4.5.2. In der neurologischen Untersuchung wurden keine objektiv
fassbaren Befunde im Sinne einer zentralnervösen bzw. einer peripher-neurogenen
Läsion an oberen und unteren Extremitäten festgestellt. Aus neurologischer
Sicht bestehe eine Diskrepanz zwischen geklagten Beschwerden und den spärlichen
objektiv fassbaren Untersuchungsbefunden. Für die Paresen am rechten Arm sowie
am linken Bein finde sich kein objektivierbares klinisches Korrelat. Charakter,
Intensität und Verteilungsmuster der geklagten Beschwerden würden im klinischen
Kontext einen starken Verdacht auf eine psychische Komponente ergeben
(Akte 1 S. 316 f.).
4.5.3. Vom psychiatrischen Gutachter wurde eine chronifizierte
Anpassungsstörung, klinisch symptomatisch im Sinne einer leichten depressiven
Episode (ICD-10 F33.0) mit somatoformer Überlagerung im Sinne einer chronischen
Schmerzstörung mit somatischen und psychischen Faktoren (ICD-10 F45.41)

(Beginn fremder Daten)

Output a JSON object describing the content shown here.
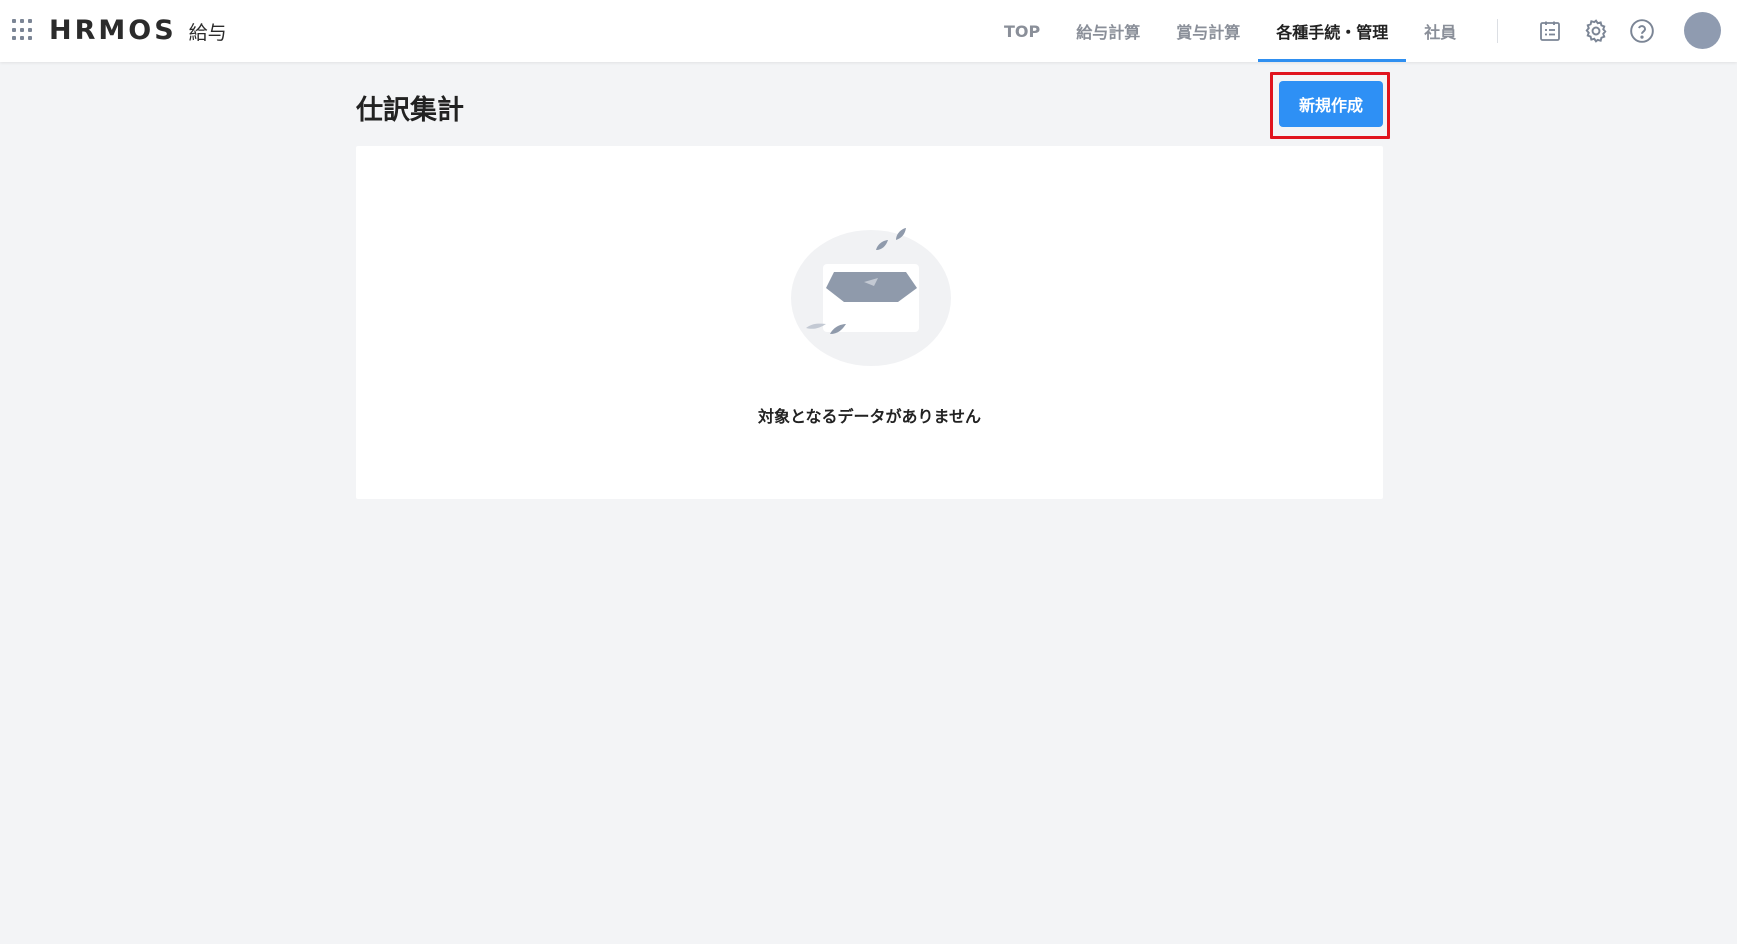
{
  "header": {
    "logo_text": "HRMOS",
    "logo_sub": "給与",
    "nav": [
      {
        "label": "TOP",
        "active": false
      },
      {
        "label": "給与計算",
        "active": false
      },
      {
        "label": "賞与計算",
        "active": false
      },
      {
        "label": "各種手続・管理",
        "active": true
      },
      {
        "label": "社員",
        "active": false
      }
    ],
    "icons": [
      "calendar-list-icon",
      "gear-icon",
      "help-icon",
      "avatar"
    ],
    "accent_color": "#2f8ff0"
  },
  "main": {
    "title": "仕訳集計",
    "create_button_label": "新規作成",
    "empty_message": "対象となるデータがありません"
  },
  "colors": {
    "primary_button": "#2e90f5",
    "highlight_border": "#e0141e",
    "background": "#f3f4f6"
  }
}
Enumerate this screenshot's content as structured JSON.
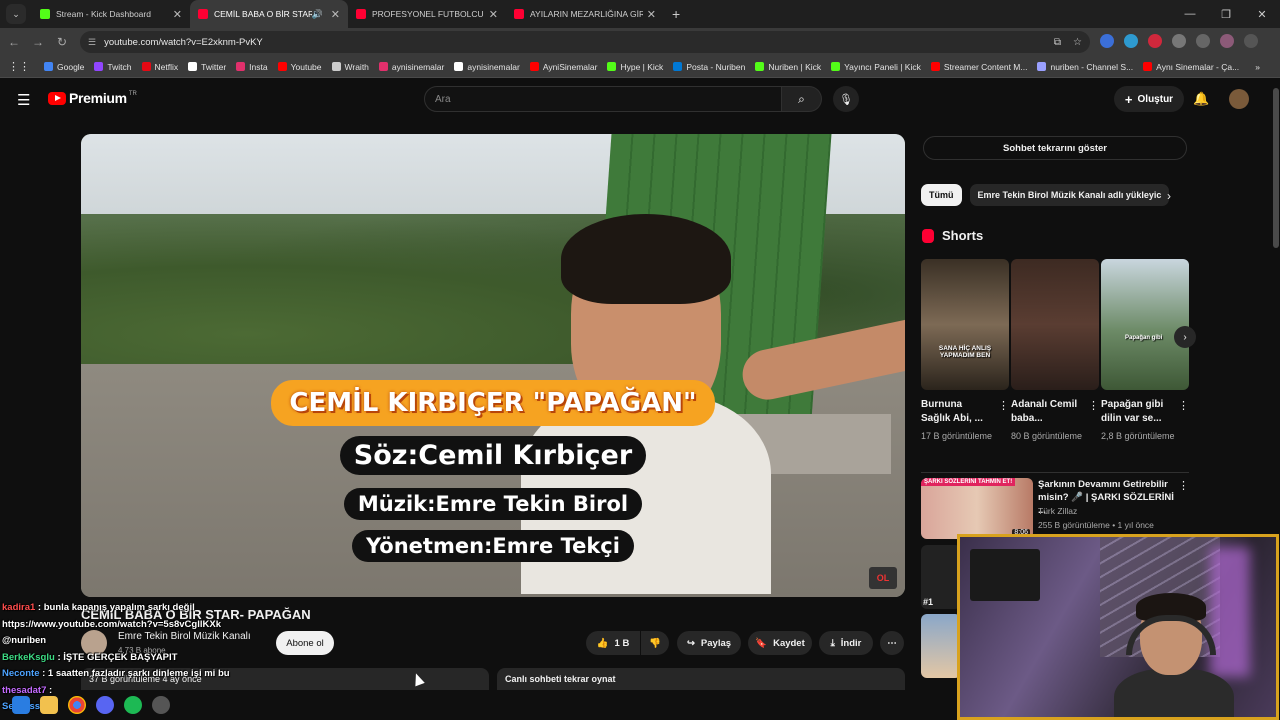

diagnostiziert (Akte 1 S. 323). Aktuell bestehe eine leichte
psychische Beeinträchtigung, welche sich maximal im Sinne eines leicht
verminderten Rendements, d.h. einer leicht verminderten Durchhaltefähigkeit
zeige (Akte 1 S. 323 f.).
4.6.
4.6.1. Die Beschwerdegegnerin stützte sich in ihrem
Einspracheentscheid im Wesentlichen auf das polydisziplinäre Gutachten der SMAB
vom 4. März 2020 (Akte 1 S. 111 ff.) sowie die ergänzende
Stellungnahme vom 3. Dezember 2020 (Akte 1 S. 56 f.). Dieses war
nötig geworden, nachdem die Beschwerdeführerin am 1. Januar 2018 gestürzt
war und sich dabei am rechten Fuss verletzt hatte (Unfallmeldung 300.854.308;
Akte 4 S. 149).
4.6.2. Der orthopädische Hauptgutachter hielt als Diagnosen eine geringe
posttraumatische Arthrose des rechten Handgelenkes; chronische Schmerzen des
linken oberen Sprunggelenkes mit narbigen Veränderungen des medialen und
lateralen Kapsel-Bandapparates sowie der Peronealsehnen (ohne
Bewegungseinschränkung und ohne Hinweise für eine höhergradige
Funktionseinschränkung) sowie eine Prellung des rechten Unterschenkel nach
Anpralltrauma vom 1. Januar 2018 fest (Akte 1 S. 142). Die
beschriebenen Veränderungen des rechten Handgelenks seien ursächlich auf das
Ereignis vom 27. November 2010, die Veränderungen des linken oberen
Sprunggelenks auf den Unfall vom 19. Juli 2012 zurückzuführen. Der Unfall
vom 1. Januar 2018 habe keine gesundheitliche Beeinträchtigung hinterlassen
(Akte 1 S. 142). Anlässlich der Untersuchung habe insgesamt eine
Funktionseinschränkung des rechten Handgelenkes nicht objektiviert werden
können. Die Versicherte demonstriere eine Einschränkung der Handkraft, welche
jedoch als Antwortverzerrung gedeutet werden müsse, da diese inkonsistent und
nicht mit den übrigen Untersuchungsbefunden in Einklang zu bringen sei
(Akte 1 S. 140 f.). Bezüglich des linken oberen Sprunggelenkes sei auf
das MRT vom 17. März 2014 hinzuweisen. Im Vergleich zur Voruntersuchung
vom 6. September 2012 sei eine deutliche Abnahme der Weichteilschwellung
um die Peroneal-Sehnen zu verzeichnen. Diese würden narbige Veränderungen
aufweisen, seien jedoch durchgängig ohne Ruptur. Der im Gutachten ZMB Basel vom
14. November 2017 argumentierte Integritätsschaden könne hier
nachvollzogen werden, obwohl sich die Untersuchungsbefunde aktuell deutlich
verbessert darstellen würden. Eine Bewegungseinschränkung zeige sich nicht
mehr. Die Beschwerden seien jedoch aufgrund der narbigen Veränderungen und
Subluxationsneigung der Peroneal-Sehnen grössten Teils nachzuvollziehen
(Akte 1 S. 141).
Zum Verlauf der Arbeitsfähigkeit führte der Gutachter aus, spätestens
drei Jahre nach dem Unfall vom 27. November 2010 könne durch weitere
Behandlungen der Beschwerden keine namhafte Verbesserung mehr erreicht werden.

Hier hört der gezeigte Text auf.